Katie’s pottying needs complicate our Sunday logistics, since our church family spends most Sundays together all day long, and pottying Katie in public settings is incompatible with either rest or fellowship.  She is not a baby; she is a teenager who requires total care and privacy, which means I’m also isolated any time I change her clothes or diaper, bathe her, or potty her. I need to fit her whole pottying routine into either the morning or afternoon.  Accomplishing it in the morning means missing the church meeting.  Accomplishing it in the afternoon means missing fellowship time if that’s happening.  Only Jane and I handle Katie’s personal needs; I try very hard to avoid leaning on Jane for this.
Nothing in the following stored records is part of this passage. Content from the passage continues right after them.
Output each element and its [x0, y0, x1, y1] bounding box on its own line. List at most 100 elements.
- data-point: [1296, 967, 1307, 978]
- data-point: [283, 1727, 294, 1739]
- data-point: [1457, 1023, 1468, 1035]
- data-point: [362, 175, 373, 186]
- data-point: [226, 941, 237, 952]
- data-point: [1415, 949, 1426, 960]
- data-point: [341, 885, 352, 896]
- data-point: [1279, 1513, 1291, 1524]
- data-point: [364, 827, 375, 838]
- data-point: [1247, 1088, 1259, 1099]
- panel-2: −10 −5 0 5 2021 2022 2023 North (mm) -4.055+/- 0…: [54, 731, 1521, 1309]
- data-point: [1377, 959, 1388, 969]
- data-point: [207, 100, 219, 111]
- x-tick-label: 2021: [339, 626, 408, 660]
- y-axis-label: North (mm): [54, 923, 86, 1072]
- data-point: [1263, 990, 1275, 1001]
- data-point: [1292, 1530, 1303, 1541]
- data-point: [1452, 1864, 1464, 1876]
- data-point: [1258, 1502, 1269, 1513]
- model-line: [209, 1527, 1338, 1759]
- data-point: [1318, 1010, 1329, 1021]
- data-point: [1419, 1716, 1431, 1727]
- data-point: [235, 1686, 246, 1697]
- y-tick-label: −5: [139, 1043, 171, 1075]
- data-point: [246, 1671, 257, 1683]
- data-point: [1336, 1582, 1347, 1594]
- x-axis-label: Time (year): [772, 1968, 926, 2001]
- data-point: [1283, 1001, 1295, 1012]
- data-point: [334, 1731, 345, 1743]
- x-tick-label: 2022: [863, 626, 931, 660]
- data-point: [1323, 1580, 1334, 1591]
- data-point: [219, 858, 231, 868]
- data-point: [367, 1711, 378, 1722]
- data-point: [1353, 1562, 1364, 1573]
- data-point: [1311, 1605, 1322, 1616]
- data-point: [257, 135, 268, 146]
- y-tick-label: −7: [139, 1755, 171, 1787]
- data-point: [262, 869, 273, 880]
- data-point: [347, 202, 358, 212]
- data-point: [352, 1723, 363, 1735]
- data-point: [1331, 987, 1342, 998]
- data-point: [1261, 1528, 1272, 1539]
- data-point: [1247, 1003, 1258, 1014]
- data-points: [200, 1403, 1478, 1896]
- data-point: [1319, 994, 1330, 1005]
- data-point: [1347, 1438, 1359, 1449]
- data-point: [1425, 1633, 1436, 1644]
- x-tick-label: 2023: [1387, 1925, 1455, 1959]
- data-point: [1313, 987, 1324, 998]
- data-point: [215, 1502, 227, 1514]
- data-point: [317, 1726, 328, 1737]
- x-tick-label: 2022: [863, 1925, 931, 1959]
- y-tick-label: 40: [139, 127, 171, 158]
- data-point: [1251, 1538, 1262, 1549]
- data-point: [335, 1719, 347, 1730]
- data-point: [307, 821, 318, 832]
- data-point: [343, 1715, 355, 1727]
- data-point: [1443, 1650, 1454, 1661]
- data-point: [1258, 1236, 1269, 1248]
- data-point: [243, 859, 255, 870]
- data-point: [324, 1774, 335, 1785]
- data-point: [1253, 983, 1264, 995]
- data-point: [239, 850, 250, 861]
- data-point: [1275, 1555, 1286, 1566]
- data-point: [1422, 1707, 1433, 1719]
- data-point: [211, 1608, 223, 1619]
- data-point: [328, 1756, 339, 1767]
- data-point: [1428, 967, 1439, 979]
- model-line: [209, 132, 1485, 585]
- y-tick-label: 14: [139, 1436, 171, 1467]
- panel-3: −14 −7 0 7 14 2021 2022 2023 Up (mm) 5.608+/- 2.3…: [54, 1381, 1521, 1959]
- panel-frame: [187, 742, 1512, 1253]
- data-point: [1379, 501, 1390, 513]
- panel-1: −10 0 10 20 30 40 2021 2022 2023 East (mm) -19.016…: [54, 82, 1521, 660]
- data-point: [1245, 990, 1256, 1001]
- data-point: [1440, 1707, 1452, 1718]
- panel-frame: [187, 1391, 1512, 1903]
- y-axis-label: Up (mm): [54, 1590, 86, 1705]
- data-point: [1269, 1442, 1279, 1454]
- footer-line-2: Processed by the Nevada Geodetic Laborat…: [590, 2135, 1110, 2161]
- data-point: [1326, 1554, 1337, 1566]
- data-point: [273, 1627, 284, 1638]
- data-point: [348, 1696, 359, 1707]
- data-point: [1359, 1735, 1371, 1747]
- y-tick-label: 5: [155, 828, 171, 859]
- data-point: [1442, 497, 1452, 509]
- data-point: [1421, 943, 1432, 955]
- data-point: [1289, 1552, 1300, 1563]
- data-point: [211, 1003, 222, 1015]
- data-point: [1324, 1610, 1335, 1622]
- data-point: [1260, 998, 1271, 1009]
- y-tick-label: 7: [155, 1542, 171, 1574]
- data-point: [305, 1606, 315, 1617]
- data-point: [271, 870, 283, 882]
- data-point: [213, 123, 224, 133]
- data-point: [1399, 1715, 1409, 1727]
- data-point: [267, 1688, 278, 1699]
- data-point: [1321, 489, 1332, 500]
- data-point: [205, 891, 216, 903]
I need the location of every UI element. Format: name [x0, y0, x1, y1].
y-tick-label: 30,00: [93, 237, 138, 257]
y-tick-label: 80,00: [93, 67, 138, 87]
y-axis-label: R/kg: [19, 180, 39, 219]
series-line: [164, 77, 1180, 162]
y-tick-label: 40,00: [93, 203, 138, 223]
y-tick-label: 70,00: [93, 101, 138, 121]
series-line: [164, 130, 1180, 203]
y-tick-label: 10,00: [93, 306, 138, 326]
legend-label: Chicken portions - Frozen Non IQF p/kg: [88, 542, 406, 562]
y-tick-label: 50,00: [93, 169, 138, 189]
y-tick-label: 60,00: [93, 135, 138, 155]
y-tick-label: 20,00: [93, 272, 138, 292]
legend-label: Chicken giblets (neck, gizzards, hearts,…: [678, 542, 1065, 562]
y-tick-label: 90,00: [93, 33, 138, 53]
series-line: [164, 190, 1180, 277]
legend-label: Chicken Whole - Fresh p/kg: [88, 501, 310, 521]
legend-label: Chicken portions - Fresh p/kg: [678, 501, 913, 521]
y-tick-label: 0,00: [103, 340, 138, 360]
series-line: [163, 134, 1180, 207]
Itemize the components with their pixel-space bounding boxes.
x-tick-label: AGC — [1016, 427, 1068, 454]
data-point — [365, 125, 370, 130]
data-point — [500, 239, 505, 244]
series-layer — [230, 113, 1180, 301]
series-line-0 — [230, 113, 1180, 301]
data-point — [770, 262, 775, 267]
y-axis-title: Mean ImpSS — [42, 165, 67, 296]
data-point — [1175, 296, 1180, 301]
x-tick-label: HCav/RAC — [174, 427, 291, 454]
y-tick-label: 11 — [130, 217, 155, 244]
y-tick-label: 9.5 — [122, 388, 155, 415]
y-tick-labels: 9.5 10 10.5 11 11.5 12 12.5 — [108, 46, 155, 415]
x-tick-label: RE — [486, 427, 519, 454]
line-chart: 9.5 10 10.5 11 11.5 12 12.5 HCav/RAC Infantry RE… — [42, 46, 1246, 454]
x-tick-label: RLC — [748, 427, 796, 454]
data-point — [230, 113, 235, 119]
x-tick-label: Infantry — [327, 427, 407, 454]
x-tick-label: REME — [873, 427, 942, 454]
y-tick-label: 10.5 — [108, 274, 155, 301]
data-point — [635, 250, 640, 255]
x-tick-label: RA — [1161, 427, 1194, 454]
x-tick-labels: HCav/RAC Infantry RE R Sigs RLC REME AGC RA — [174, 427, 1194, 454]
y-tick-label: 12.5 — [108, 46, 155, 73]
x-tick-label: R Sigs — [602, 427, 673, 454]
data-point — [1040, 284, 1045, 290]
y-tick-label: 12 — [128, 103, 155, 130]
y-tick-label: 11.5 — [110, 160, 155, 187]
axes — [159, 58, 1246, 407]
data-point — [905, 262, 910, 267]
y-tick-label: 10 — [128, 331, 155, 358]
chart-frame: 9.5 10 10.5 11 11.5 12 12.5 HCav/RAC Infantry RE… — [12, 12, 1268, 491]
Katie also typically takes about twice as long as others to eat, which means I’m unable to seek out others to talk with during and after the fellowship meal as I formerly did.  After I’m finished feeding Katie, my time can easily be taken up entirely caring for the needs of Josie, Katie, Verity, Nathaniel and supervising the five boys.  This makes me come across as too busy to talk, socially self-absorbed.  Countless people have misunderstand this dynamic, and that grieves me.  Either others stop by our table and patiently put up with constant distraction and interruption and/or follow me around after the meal to talk with me, or I feel lonely as I work with my children and watch from a distance as others interact with one another.  The impact of all this is that although I’m an intensely relational person, Sunday fellowship times nearly always drain me emotionally and leave me wondering why I made the effort.  Serious connection with others has to happen deliberately in other ways at other times, without the children.

When I attempt to get to church, it means rising early, pushing hard and fast to make it in time, and working hard all day long, just like the rest of the week.

Most Sundays, I stay home and rest, which means sleeping a minimum of seven hours the night before, helping the others out the door, then moving through Katie’s and my routines without hurry, chaos or noise.  The silence and solitude is restorative to my soul.

I get to church very occasionally…because it only happens if I exhaust myself, or if by some rare miracle all the innumerable, unruly little ducks fall into a row. I feed myself spiritually in other ways (undoubtedly not enough).  I miss our pastor’s excellent sermons, because we’re a tiny church that doesn’t do live podcasts.  I attempt to be in touch with my church family in other ways (undoubtedly not enough).  They are dear to me, and I miss them.  I try not to mind if others judge me for missing church, and I joke that they are permitted to have an opinion only after they have come and lived my life for a week!  I joke that most people feel busy with a family a quarter of our size. I joke that our family’s ministry is to make others feel that they have it all together in contrast with us.  I joke about being part of the great unwashed, pardon me, I meant unchurched. Humor is one of my survival skills.

We’re slowly grasping what this season of life entails, and it’s different than we had envisioned.  This has been one sacrifice we didn’t foresee and the one I’ve personally struggled with more than any other, except perhaps relinquishing my dream of homeschooling Verity.  God knows, and our trust is in Him.

Now, my friends, I’ve gone first.  There are many of you we know are out there.  We want to hear your stories.